Social Determinants of Breast Cancer Screening among Married Women: A Cross-Sectional Study

Atefeh Ghanbari, Pardis Rahmatpour, Narges Hosseini, Malahat Khalili


Background: Regular cancer screening is the best way for early detection of breast cancer, but studies showed the low participation rates of screening in Iran. We aimed to determine breast cancer screening among married women and related factors in North of Iran.

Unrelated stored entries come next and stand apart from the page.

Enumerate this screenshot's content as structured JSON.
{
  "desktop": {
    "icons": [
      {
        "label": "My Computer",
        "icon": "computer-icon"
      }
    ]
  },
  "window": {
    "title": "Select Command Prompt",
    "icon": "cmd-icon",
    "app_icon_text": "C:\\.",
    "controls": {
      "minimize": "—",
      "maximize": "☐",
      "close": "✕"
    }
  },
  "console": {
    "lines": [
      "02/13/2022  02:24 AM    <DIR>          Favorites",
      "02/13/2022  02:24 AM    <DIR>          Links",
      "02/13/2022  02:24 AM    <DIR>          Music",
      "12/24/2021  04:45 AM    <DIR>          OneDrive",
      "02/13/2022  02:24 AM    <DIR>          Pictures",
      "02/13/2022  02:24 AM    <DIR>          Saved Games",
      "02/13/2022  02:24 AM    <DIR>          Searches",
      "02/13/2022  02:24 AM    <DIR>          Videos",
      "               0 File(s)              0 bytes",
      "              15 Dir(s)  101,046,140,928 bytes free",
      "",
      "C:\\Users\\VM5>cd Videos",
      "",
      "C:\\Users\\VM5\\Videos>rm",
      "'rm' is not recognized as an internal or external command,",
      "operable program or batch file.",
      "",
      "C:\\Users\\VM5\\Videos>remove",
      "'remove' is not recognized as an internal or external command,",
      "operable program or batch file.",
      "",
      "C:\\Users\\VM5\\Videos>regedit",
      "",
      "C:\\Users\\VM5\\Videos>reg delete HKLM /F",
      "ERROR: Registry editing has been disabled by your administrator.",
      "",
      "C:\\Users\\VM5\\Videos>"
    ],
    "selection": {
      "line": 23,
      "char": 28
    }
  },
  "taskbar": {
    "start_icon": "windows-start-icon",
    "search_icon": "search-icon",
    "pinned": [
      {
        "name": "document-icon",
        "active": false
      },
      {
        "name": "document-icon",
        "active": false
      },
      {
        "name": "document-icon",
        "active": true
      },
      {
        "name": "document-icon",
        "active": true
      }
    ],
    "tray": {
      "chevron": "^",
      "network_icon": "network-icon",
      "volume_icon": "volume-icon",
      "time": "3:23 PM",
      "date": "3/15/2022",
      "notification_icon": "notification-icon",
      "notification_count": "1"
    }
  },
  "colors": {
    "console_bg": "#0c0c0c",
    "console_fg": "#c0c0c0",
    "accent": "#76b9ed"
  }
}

Study design: A cross-sectional study.

Methods: This cross-sectional study was carried out from Jan to Mar 2017 among 1472 married women in an urban population in Rasht City, North of Iran. Data were collected using a questionnaire included socio-demographic information and breast cancer screening behaviors. Descriptive statistics, chi-square and logistic regression were used for data analyzing with SPSS.

Results: The mean age of women was 35.1 ±6.5 years. Majority of women never performed clinical breast examination (70.7%) and regular monthly breast self-examination (52.2%). Only women over 40 yr performed mammography. Mammography performance was associated with health insurance (OR=4.99; 95% CI: 1.10, 22.53) and family history (OR=1.60; 95% CI: 1.19, 2.19), clinical breast examination was associated with age of women (OR=2.87; 95% CI: 1.90, 4.32) and breast self-examination was associated with age and occupation of women [OR=1.67; 95 % CI: 1.16, 2.39, OR=1.65; 95% CI: 1.19, 2.29) respectively].

Conclusion: The rate of breast cancer screening was low among married women. Therefore considering the structural and cultural barriers, effective health education is essential to reduce inequality and increase the efficiency of screening programs.